Due to the unfortunate experience of a federal government attorney who recently reported having been credited with less than half the management-approved compensatory time worked within a pay period, the FBA District of Columbia Chapter has learned that GS-14 and 15 level attorneys who perform and earn a significant number of hours of management-approved compensatory hours within a two-week pay-period face a little known compensation cap trap. When they look at their earnings statements for that period, they may find that they had been credited with only a portion of the comp time hours that they thought they had earned. For example, a San Francisco based GS 14 Step 10 attorney who works 6 hours of approved compensatory time within a pay period would be credited with (and entitled to use) only 3 hours of comp time on his/her earnings statement. Also, a Washington-based GS 15 Step 6 Senior Counsel who works 12 approved comp hours within a pay period would receive only a 6 hour comp time credit. And this may even be legal and required by federal civil service law!
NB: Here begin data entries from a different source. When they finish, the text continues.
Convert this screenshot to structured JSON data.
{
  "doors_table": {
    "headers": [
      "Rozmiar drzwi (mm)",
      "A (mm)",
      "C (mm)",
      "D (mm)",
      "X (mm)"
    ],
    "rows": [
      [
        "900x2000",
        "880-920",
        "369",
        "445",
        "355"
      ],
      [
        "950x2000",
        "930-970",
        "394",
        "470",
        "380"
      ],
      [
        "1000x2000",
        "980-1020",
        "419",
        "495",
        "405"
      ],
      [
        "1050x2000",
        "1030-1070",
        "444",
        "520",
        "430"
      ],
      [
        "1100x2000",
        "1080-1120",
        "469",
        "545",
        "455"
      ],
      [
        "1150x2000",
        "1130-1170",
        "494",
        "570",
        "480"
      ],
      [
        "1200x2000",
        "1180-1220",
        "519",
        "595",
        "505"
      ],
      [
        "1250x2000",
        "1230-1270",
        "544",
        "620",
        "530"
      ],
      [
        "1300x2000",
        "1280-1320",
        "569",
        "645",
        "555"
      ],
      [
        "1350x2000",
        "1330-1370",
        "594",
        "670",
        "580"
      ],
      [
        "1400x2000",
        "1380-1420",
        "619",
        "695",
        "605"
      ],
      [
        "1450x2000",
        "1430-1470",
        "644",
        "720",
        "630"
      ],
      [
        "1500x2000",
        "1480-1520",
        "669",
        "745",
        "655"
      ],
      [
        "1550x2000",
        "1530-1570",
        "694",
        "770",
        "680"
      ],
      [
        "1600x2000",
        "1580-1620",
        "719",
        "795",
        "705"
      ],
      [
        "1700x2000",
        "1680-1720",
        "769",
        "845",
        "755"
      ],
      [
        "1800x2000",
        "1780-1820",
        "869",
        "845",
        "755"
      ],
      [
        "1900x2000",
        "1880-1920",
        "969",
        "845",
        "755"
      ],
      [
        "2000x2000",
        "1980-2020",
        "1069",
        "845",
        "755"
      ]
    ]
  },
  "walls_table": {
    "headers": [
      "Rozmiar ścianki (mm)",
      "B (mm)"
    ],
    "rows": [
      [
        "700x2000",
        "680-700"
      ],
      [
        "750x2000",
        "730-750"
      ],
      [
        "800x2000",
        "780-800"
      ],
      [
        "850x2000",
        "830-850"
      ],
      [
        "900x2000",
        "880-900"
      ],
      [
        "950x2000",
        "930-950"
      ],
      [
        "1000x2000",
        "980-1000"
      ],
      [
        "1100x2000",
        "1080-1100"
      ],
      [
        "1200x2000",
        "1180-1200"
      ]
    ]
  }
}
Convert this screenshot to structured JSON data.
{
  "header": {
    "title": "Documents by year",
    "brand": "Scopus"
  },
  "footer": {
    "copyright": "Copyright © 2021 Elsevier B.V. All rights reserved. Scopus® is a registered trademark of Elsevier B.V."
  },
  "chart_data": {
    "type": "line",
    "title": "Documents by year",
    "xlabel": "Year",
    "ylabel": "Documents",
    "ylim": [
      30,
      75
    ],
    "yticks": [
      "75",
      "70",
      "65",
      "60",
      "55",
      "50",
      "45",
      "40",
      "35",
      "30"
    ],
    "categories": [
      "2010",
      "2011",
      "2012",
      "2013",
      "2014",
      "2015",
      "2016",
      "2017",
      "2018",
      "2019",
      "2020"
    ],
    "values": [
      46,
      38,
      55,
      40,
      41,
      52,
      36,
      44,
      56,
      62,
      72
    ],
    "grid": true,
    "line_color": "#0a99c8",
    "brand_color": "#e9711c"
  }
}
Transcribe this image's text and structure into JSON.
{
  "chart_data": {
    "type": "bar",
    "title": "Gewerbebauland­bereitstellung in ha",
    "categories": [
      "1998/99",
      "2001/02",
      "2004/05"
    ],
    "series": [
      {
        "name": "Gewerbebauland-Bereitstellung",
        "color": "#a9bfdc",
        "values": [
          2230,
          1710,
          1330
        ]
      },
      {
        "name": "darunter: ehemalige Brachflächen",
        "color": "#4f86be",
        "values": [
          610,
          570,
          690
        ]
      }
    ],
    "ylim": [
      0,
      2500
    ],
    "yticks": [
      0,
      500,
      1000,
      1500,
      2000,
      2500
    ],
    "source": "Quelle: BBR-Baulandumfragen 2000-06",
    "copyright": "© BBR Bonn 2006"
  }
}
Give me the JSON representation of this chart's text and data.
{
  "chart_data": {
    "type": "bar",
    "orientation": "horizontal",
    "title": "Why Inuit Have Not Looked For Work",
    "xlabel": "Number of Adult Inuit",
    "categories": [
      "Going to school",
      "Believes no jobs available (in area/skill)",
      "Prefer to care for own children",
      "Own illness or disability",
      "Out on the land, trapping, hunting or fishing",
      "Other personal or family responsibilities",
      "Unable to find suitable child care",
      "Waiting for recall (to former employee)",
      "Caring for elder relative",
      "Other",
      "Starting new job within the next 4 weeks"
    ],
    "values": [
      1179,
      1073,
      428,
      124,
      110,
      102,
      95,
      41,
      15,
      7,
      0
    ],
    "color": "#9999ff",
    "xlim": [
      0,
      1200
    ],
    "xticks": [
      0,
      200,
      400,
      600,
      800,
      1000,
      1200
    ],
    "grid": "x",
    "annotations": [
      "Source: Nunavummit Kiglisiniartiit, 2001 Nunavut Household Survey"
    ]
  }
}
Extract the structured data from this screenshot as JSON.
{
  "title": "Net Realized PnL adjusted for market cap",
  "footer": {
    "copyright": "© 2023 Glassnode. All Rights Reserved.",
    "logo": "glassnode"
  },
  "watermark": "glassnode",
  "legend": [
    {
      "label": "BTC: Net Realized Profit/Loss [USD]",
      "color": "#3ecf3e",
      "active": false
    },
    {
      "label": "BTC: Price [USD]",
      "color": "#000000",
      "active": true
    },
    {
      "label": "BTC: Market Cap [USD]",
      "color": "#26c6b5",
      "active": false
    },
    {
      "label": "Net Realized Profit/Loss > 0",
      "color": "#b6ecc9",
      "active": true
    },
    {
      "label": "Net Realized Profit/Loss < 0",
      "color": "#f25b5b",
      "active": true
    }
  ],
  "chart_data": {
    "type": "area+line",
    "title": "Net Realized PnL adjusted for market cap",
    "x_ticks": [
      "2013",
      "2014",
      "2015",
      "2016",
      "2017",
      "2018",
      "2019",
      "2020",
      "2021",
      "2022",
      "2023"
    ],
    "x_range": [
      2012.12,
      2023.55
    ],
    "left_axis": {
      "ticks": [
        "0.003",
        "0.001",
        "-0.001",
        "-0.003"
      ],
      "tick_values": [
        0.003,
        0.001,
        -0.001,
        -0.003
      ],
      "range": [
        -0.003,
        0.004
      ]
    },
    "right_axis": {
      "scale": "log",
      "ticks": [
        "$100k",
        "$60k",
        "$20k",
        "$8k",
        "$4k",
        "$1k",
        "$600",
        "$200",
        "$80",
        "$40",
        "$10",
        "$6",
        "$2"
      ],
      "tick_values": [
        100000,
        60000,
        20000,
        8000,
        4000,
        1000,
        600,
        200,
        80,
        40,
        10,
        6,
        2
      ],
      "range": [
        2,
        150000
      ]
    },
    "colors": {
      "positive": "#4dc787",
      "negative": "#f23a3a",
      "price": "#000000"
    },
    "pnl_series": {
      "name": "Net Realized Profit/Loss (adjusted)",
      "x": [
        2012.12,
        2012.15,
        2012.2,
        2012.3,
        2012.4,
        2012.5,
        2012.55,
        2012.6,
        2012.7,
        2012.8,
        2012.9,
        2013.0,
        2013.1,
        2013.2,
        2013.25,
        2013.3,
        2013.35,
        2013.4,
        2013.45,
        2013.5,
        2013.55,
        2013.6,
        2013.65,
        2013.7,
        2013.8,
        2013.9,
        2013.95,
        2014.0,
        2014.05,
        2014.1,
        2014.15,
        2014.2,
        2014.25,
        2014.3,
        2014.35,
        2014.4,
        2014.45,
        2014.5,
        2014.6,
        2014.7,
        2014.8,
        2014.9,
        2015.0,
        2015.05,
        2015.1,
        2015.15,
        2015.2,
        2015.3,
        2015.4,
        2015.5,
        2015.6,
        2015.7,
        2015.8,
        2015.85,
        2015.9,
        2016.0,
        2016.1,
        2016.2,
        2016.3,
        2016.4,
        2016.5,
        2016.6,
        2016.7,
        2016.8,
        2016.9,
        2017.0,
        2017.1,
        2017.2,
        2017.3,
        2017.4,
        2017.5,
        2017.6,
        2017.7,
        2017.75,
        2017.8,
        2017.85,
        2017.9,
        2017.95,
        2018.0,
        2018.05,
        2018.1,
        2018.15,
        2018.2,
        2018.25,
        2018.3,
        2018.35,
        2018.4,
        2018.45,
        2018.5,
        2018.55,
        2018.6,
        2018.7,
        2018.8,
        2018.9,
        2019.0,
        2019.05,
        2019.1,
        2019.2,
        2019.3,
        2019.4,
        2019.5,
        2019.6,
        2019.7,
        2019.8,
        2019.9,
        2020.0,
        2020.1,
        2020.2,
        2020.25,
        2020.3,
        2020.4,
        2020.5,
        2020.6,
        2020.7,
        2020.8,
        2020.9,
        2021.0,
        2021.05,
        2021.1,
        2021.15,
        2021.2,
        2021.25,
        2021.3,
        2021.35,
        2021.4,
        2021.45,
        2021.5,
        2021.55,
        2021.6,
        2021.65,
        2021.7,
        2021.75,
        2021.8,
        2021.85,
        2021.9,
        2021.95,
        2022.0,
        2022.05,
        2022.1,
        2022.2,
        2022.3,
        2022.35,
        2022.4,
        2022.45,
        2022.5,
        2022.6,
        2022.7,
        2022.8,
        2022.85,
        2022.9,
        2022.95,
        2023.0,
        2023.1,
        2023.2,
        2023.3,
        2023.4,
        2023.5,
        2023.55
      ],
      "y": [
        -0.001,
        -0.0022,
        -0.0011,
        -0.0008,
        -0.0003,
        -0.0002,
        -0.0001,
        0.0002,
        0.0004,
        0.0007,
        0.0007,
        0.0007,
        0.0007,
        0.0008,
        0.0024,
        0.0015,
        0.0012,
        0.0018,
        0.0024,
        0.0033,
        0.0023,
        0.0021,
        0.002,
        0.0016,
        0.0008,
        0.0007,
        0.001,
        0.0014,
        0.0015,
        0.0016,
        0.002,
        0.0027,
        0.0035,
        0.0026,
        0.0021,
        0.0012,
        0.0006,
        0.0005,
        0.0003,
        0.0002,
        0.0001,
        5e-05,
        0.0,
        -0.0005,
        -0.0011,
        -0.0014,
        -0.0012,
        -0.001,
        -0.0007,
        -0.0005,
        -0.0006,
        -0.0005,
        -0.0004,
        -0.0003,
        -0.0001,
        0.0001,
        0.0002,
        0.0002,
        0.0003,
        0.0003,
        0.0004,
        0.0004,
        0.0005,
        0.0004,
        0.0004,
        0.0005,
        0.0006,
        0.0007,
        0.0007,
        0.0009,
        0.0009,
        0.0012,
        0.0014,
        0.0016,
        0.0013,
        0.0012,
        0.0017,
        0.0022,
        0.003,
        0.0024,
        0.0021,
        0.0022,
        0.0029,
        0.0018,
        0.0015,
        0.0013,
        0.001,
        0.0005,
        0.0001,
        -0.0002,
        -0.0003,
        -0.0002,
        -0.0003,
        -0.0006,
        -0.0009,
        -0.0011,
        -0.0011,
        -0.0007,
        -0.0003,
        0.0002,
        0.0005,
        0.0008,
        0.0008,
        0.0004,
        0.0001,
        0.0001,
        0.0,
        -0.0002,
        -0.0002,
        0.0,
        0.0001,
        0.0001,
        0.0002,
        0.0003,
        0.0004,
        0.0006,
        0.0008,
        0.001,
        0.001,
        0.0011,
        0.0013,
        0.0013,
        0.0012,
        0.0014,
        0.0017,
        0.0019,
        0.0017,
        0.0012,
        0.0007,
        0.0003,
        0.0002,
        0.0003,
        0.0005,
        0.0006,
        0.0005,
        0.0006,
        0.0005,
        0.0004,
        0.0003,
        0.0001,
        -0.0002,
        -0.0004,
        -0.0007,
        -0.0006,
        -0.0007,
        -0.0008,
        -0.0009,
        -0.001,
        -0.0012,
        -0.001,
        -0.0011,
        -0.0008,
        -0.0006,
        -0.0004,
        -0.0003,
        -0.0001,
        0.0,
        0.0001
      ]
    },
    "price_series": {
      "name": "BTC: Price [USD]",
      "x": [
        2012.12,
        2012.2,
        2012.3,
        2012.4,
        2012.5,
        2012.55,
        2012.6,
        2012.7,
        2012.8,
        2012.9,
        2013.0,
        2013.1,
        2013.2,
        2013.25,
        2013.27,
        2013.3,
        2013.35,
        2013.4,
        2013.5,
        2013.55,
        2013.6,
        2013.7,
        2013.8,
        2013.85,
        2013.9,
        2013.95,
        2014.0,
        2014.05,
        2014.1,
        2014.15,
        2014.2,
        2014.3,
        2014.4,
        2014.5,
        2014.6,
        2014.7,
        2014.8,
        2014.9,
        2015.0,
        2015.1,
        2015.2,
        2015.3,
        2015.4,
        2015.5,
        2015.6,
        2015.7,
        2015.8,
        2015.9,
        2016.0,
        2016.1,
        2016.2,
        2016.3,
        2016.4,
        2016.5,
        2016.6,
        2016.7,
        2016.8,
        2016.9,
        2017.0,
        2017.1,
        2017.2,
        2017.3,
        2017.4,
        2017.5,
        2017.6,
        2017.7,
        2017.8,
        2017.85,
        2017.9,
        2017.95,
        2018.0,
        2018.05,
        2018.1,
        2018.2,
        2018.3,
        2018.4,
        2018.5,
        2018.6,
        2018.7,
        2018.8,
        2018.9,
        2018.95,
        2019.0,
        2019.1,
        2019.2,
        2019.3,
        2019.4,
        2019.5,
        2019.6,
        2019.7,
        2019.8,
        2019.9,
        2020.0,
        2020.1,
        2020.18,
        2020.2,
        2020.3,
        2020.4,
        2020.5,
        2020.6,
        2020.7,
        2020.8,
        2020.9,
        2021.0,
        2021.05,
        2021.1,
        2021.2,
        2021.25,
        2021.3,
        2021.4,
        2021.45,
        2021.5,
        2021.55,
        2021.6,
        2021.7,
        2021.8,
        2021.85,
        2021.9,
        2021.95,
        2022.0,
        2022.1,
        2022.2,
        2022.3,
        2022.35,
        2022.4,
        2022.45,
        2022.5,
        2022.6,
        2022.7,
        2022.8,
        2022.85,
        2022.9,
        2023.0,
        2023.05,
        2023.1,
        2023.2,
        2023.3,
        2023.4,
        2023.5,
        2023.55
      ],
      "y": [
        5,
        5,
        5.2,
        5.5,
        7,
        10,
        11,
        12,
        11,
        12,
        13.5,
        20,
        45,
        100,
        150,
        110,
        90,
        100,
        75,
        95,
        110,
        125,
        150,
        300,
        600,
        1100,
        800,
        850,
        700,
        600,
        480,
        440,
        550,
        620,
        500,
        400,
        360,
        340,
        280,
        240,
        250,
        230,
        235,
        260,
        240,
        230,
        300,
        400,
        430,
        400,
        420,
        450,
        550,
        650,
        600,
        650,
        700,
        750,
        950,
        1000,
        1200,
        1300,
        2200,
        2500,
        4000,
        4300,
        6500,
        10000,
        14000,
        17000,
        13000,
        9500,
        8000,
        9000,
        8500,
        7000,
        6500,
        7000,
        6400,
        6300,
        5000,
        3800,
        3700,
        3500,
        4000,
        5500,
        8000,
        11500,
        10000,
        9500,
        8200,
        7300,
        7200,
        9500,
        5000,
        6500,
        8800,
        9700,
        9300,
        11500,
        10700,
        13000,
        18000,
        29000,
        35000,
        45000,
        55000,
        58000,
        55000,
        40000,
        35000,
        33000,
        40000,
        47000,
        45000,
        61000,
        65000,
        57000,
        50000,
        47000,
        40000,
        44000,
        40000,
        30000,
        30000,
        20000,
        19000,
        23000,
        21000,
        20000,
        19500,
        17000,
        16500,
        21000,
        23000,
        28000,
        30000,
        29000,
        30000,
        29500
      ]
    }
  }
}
These disconcerting outcomes are due to the provisions of 5 U.S.C. 5547(a) and 5 CFR 550.105. Under these statutory provisions, General Schedule (GS) employees generally may receive certain types of premium pay (such as compensatory time) for a biweekly pay period only to the extent that the sum of basic pay and premium pay (including comp time hours converted into their monetary equivalence) for the pay period does not exceed the biweekly pay cap for their POD’s locality ($5,960.80 in 2010 in Washington D.C,, San Francisco and many other high cost localities in this country, slightly lower in other parts of this country such as Buffalo, New York and Cincinnati, Ohio). The number of hours professionals can earn under this cap is determined by dividing the difference between their regular biweekly pay rate and the biweekly pay cap for their POD by their hourly pay rate.  The federal Fair Labor Standards Act overrides these rules for most federal employees, but not for employees exempt from the FLSA (“exempt employees”) such as professionals, administrative and executive employees.